La tension artérielle augmente-t-elle forcément avec l'âge ?

En moyenne oui, parce que les artères se rigidifient et que la systolique monte après 50 ans. Mais ce n’est ni une fatalité ni une norme : le seuil d’hypertension reste 140/90 mmHg à tout âge adulte. Une tension à 150/85 à 70 ans n’est pas « normale pour l’âge », elle mérite un avis médical.

À quel moment de la journée la tension est-elle la plus élevée ?

Elle est au plus bas pendant le sommeil, remonte fortement au réveil, et atteint généralement ses pics en fin de matinée puis en fin d’après-midi. Pour un suivi utile, on mesure toujours aux mêmes horaires, idéalement le matin avant le petit-déjeuner et le soir avant le coucher.

Combien de mesures faut-il pour savoir si ma tension est normale ?

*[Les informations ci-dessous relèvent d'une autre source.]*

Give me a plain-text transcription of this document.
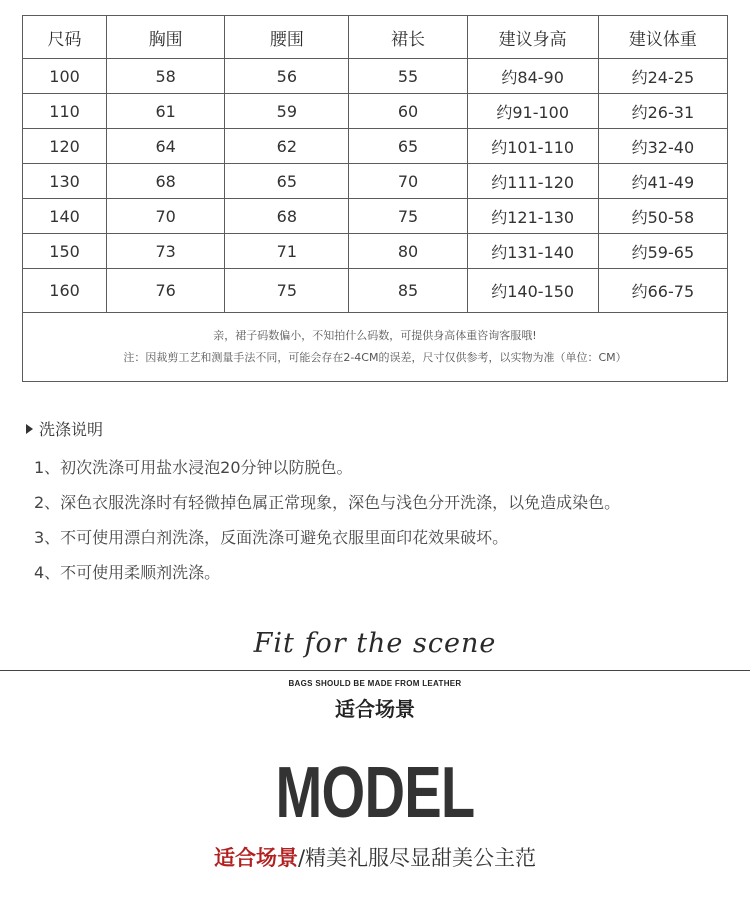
尺码	胸围	腰围	裙长	建议身高	建议体重
100	58	56	55	约84-90	约24-25
110	61	59	60	约91-100	约26-31
120	64	62	65	约101-110	约32-40
130	68	65	70	约111-120	约41-49
140	70	68	75	约121-130	约50-58
150	73	71	80	约131-140	约59-65
160	76	75	85	约140-150	约66-75

亲，裙子码数偏小，不知拍什么码数，可提供身高体重咨询客服哦!
注：因裁剪工艺和测量手法不同，可能会存在2-4CM的误差，尺寸仅供参考，以实物为准（单位：CM）					
洗涤说明
1、初次洗涤可用盐水浸泡20分钟以防脱色。
2、深色衣服洗涤时有轻微掉色属正常现象，深色与浅色分开洗涤，以免造成染色。
3、不可使用漂白剂洗涤，反面洗涤可避免衣服里面印花效果破坏。
4、不可使用柔顺剂洗涤。
Fit for the scene
BAGS SHOULD BE MADE FROM LEATHER
适合场景
MODEL
适合场景/精美礼服尽显甜美公主范
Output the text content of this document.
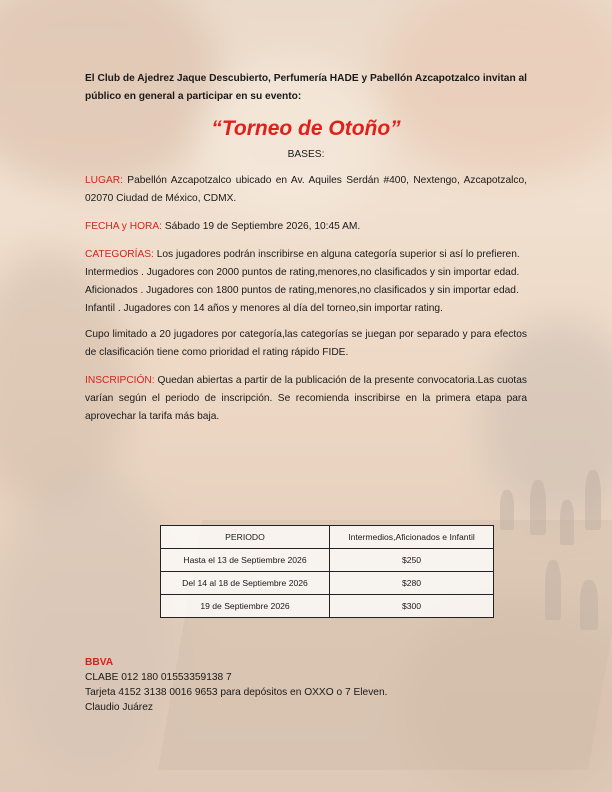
El Club de Ajedrez Jaque Descubierto, Perfumería HADE y Pabellón Azcapotzalco invitan al público en general a participar en su evento:

“Torneo de Otoño”

BASES:

LUGAR: Pabellón Azcapotzalco ubicado en Av. Aquiles Serdán #400, Nextengo, Azcapotzalco, 02070 Ciudad de México, CDMX.

FECHA y HORA: Sábado 19 de Septiembre 2026, 10:45 AM.

CATEGORÍAS: Los jugadores podrán inscribirse en alguna categoría superior si así lo prefieren.

Intermedios . Jugadores con 2000 puntos de rating,menores,no clasificados y sin importar edad.

Aficionados . Jugadores con 1800 puntos de rating,menores,no clasificados y sin importar edad.

Infantil . Jugadores con 14 años y menores al día del torneo,sin importar rating.

Cupo limitado a 20 jugadores por categoría,las categorías se juegan por separado y para efectos de clasificación tiene como prioridad el rating rápido FIDE.

INSCRIPCIÓN: Quedan abiertas a partir de la publicación de la presente convocatoria.Las cuotas varían según el periodo de inscripción. Se recomienda inscribirse en la primera etapa para aprovechar la tarifa más baja.

PERIODO	Intermedios,Aficionados e Infantil
Hasta el 13 de Septiembre 2026	$250
Del 14 al 18 de Septiembre 2026	$280
19 de Septiembre 2026	$300
BBVA
CLABE 012 180 01553359138 7
Tarjeta 4152 3138 0016 9653 para depósitos en OXXO o 7 Eleven.
Claudio Juárez
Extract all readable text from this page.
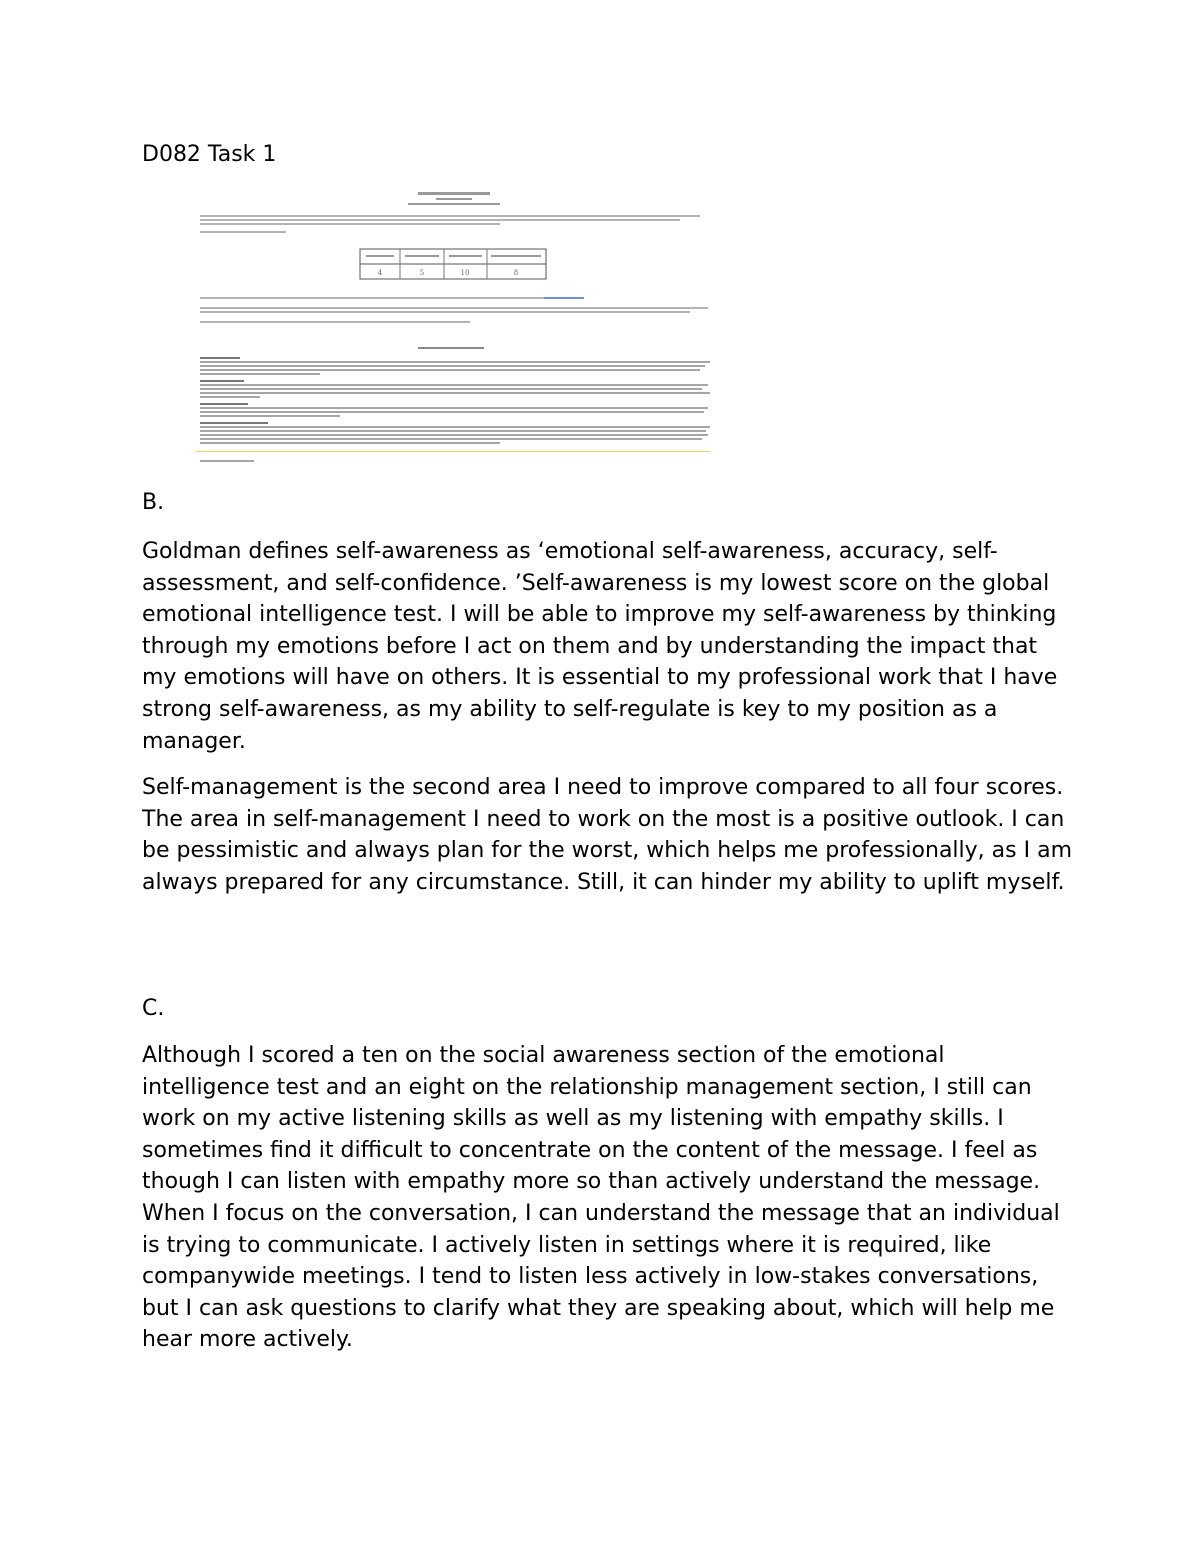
D082 Task 1
4	5	10	8
B.

Goldman defines self-awareness as ‘emotional self-awareness, accuracy, self-assessment, and self-confidence. ’Self-awareness is my lowest score on the global emotional intelligence test. I will be able to improve my self-awareness by thinking through my emotions before I act on them and by understanding the impact that my emotions will have on others. It is essential to my professional work that I have strong self-awareness, as my ability to self-regulate is key to my position as a manager.

Self-management is the second area I need to improve compared to all four scores. The area in self-management I need to work on the most is a positive outlook. I can be pessimistic and always plan for the worst, which helps me professionally, as I am always prepared for any circumstance. Still, it can hinder my ability to uplift myself.

C.

Although I scored a ten on the social awareness section of the emotional intelligence test and an eight on the relationship management section, I still can work on my active listening skills as well as my listening with empathy skills. I sometimes find it difficult to concentrate on the content of the message. I feel as though I can listen with empathy more so than actively understand the message. When I focus on the conversation, I can understand the message that an individual is trying to communicate. I actively listen in settings where it is required, like companywide meetings. I tend to listen less actively in low-stakes conversations, but I can ask questions to clarify what they are speaking about, which will help me hear more actively.
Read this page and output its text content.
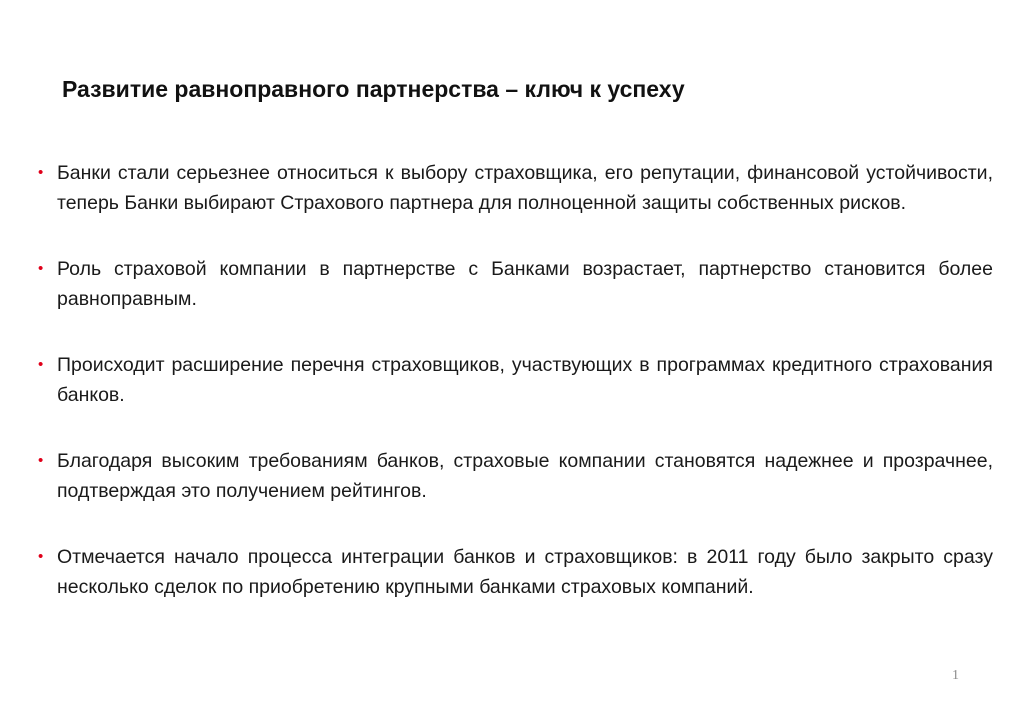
Развитие равноправного партнерства – ключ к успеху
• Банки стали серьезнее относиться к выбору страховщика, его репутации, финансовой устойчивости, теперь Банки выбирают Страхового партнера для полноценной защиты собственных рисков.
• Роль страховой компании в партнерстве с Банками возрастает, партнерство становится более равноправным.
• Происходит расширение перечня страховщиков, участвующих в программах кредитного страхования банков.
• Благодаря высоким требованиям банков, страховые компании становятся надежнее и прозрачнее, подтверждая это получением рейтингов.
• Отмечается начало процесса интеграции банков и страховщиков: в 2011 году было закрыто сразу несколько сделок по приобретению крупными банками страховых компаний.
1
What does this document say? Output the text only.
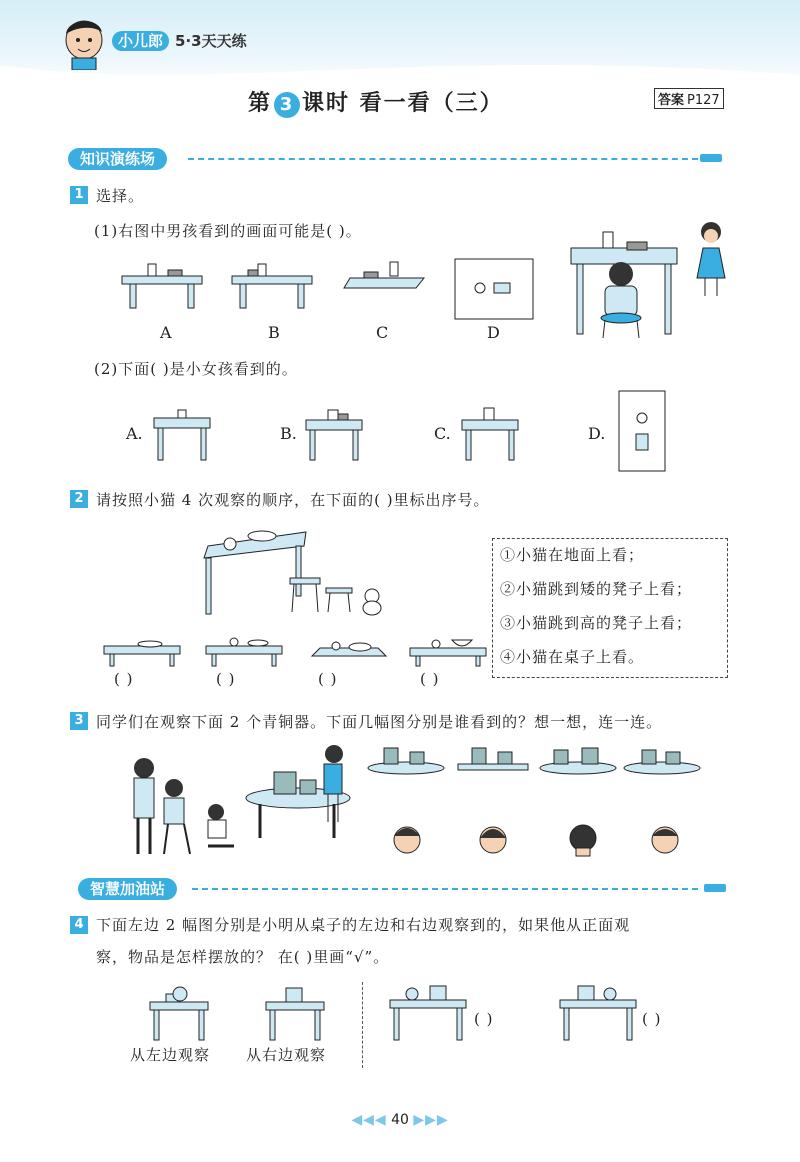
小儿郎 5·3天天练
第 3 课时 看一看（三）	答案 P127
知识演练场
1 选择。
(1)右图中男孩看到的画面可能是( )。
A	B	C	D
(2)下面( )是小女孩看到的。
A.	B.	C.	D.
2 请按照小猫 4 次观察的顺序，在下面的( )里标出序号。
( )	( )	( )	( )
①小猫在地面上看；
②小猫跳到矮的凳子上看；
③小猫跳到高的凳子上看；
④小猫在桌子上看。
3 同学们在观察下面 2 个青铜器。下面几幅图分别是谁看到的？想一想，连一连。
智慧加油站
4 下面左边 2 幅图分别是小明从桌子的左边和右边观察到的，如果他从正面观
察，物品是怎样摆放的？ 在( )里画“√”。
从左边观察 从右边观察
( )	( )
◀◀◀ 40 ▶▶▶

Au moins douze. Les recommandations ESC 2024 préconisent 2 mesures le matin et 2 le soir, pendant 3 à 7 jours consécutifs, avant de calculer la moyenne. C’est cette moyenne qu’on compare aux seuils, jamais une mesure isolée. Un chiffre unique élevé ne signifie pas grand-chose. Notre page comment lire un tensiomètre détaille la lecture des résultats.

Sources et références

  • ESC 2024, recommandations européennes sur la prise en charge de la pression artérielle élevée et de l’hypertension artérielle
  • Santé publique France, Baromètre 2024 : prévalence déclarée, dépistage et traitement de l’hypertension artérielle
  • Fondation de recherche sur l’hypertension artérielle, protocole d’automesure mis à jour en 2024
  • Haute Autorité de Santé, prise en charge de l’hypertension artérielle de l’adulte
  • AHA/ACC 2025, guideline sur la prise en charge de la pression artérielle élevée chez l’adulte

Page mise à jour en septembre 2026.

Cet article est informatif et ne remplace pas un avis médical. Consultez votre médecin pour tout diagnostic ou traitement lié à la pression artérielle.